OpenSSL 3.0 introduced a new API for doing key derivation. So this leaves us now with three different implementation for 1.0.2, 1.1.x and 3.x. This was initially done to maybe still have a working TLS 1.0 PRF when using OpenSSL 3.0 in FIPS but it gives the same error as with the older API. But since moving to a new API is always good, we use the new API when using OpenSSL 3.0. We also print the internal OpenSSL error message when the KDF fails. This also allows us now to compile an OpenSSL build that has been built with OPENSSL_NO_MD5. Which is not yet common but might be in the future. Change-Id: Ic74195a4ed340547c5e862dc2438f95be318c286 Signed-off-by: Arne Schwabe <arne@rfc2549.org> Acked-by: Frank Lichtenheld <frank@lichtenheld.com> Message-Id: <20240209110629.15364-1-frank@lichtenheld.com> URL: https://www.mail-archive.com/openvpn-devel@lists.sourceforge.net/msg28203.html Signed-off-by: Gert Doering <gert@greenie.muc.de>
2024-09-20 03:52:28 +02:00 · 2024-02-09 12:06:29 +01:00 · 2024-02-09 12:06:29 +01:00 · 7435114d9a
commit 7435114d9a
parent b431721eb1
1 changed files with 51 additions and 1 deletions
--- a/src/openvpn/crypto_openssl.c
+++ b/src/openvpn/crypto_openssl.c
@ -54,6 +54,7 @@
 #endif
 #if OPENSSL_VERSION_NUMBER >= 0x30000000L
 #include <openssl/provider.h>
+#include <openssl/core_names.h>
 #endif

 #if defined(_WIN32) && defined(OPENSSL_NO_EC)

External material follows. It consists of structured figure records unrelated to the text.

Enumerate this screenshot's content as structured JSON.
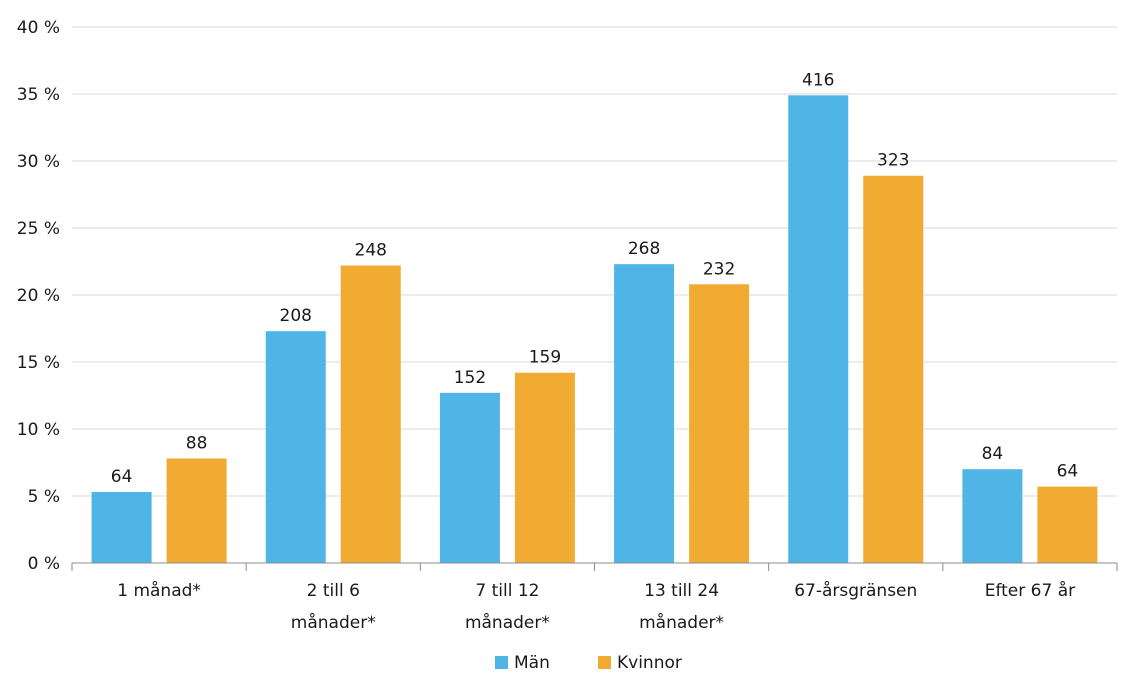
{
  "chart_data": {
    "type": "bar",
    "categories": [
      [
        "1 månad*"
      ],
      [
        "2 till 6",
        "månader*"
      ],
      [
        "7 till 12",
        "månader*"
      ],
      [
        "13 till 24",
        "månader*"
      ],
      [
        "67-årsgränsen"
      ],
      [
        "Efter 67 år"
      ]
    ],
    "series": [
      {
        "name": "Män",
        "color": "#4eb5e6",
        "values": [
          5.3,
          17.3,
          12.7,
          22.3,
          34.9,
          7.0
        ],
        "labels": [
          "64",
          "208",
          "152",
          "268",
          "416",
          "84"
        ]
      },
      {
        "name": "Kvinnor",
        "color": "#f2ab32",
        "values": [
          7.8,
          22.2,
          14.2,
          20.8,
          28.9,
          5.7
        ],
        "labels": [
          "88",
          "248",
          "159",
          "232",
          "323",
          "64"
        ]
      }
    ],
    "yticks": [
      "0 %",
      "5 %",
      "10 %",
      "15 %",
      "20 %",
      "25 %",
      "30 %",
      "35 %",
      "40 %"
    ],
    "ylim": [
      0,
      40
    ],
    "ystep": 5,
    "grid": true,
    "legend_position": "bottom"
  }
}
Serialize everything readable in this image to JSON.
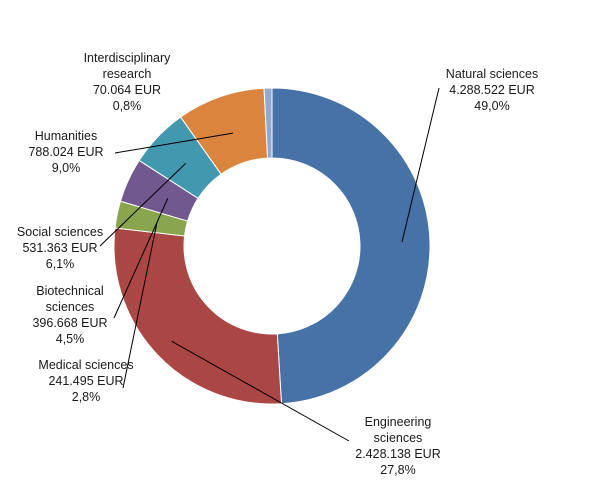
{
  "chart_data": {
    "type": "pie",
    "variant": "donut",
    "currency": "EUR",
    "slices": [
      {
        "name": "Natural sciences",
        "value": 4288522,
        "value_label": "4.288.522 EUR",
        "percent": 49.0,
        "percent_label": "49,0%",
        "color": "#4672A8"
      },
      {
        "name": "Engineering sciences",
        "name_lines": [
          "Engineering",
          "sciences"
        ],
        "value": 2428138,
        "value_label": "2.428.138 EUR",
        "percent": 27.8,
        "percent_label": "27,8%",
        "color": "#AA4643"
      },
      {
        "name": "Medical sciences",
        "value": 241495,
        "value_label": "241.495 EUR",
        "percent": 2.8,
        "percent_label": "2,8%",
        "color": "#89A54E"
      },
      {
        "name": "Biotechnical sciences",
        "name_lines": [
          "Biotechnical",
          "sciences"
        ],
        "value": 396668,
        "value_label": "396.668 EUR",
        "percent": 4.5,
        "percent_label": "4,5%",
        "color": "#71588F"
      },
      {
        "name": "Social sciences",
        "value": 531363,
        "value_label": "531.363 EUR",
        "percent": 6.1,
        "percent_label": "6,1%",
        "color": "#4198AF"
      },
      {
        "name": "Humanities",
        "value": 788024,
        "value_label": "788.024 EUR",
        "percent": 9.0,
        "percent_label": "9,0%",
        "color": "#DB843D"
      },
      {
        "name": "Interdisciplinary research",
        "name_lines": [
          "Interdisciplinary",
          "research"
        ],
        "value": 70064,
        "value_label": "70.064 EUR",
        "percent": 0.8,
        "percent_label": "0,8%",
        "color": "#93A9CF"
      }
    ]
  }
}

@ -1329,8 +1330,57 @@ memcmp_constant_time(const void *a, const void *b, size_t size)
 {
    return CRYPTO_memcmp(a, b, size);
 }
+#if (OPENSSL_VERSION_NUMBER >= 0x30000000L) && !defined(LIBRESSL_VERSION_NUMBER)
+bool
+ssl_tls1_PRF(const uint8_t *seed, int seed_len, const uint8_t *secret,
+             int secret_len, uint8_t *output, int output_len)
+{
+    bool ret = true;
+    EVP_KDF_CTX *kctx = NULL;

-#if (OPENSSL_VERSION_NUMBER >= 0x10100000L) && !defined(LIBRESSL_VERSION_NUMBER)
+
+    EVP_KDF *kdf = EVP_KDF_fetch(NULL, "TLS1-PRF", NULL);
+    if (!kdf)
+    {
+        goto err;
+    }
+
+    kctx = EVP_KDF_CTX_new(kdf);
+
+    if (!kctx)
+    {
+        goto err;
+    }
+
+    OSSL_PARAM params[4];
+
+    /* The OpenSSL APIs require us to cast the const aways even though the
+     * strings are never changed and only read */
+    params[0] = OSSL_PARAM_construct_utf8_string(OSSL_KDF_PARAM_DIGEST,
+                                                 SN_md5_sha1, strlen(SN_md5_sha1));
+    params[1] = OSSL_PARAM_construct_octet_string(OSSL_KDF_PARAM_SECRET,
+                                                  (uint8_t *) secret, (size_t) secret_len);
+    params[2] = OSSL_PARAM_construct_octet_string(OSSL_KDF_PARAM_SEED,
+                                                  (uint8_t *) seed, (size_t) seed_len);
+    params[3] = OSSL_PARAM_construct_end();
+
+    if (EVP_KDF_derive(kctx, output, output_len, params) <= 0)
+    {
+        crypto_msg(D_TLS_DEBUG_LOW, "Generating TLS 1.0 PRF using "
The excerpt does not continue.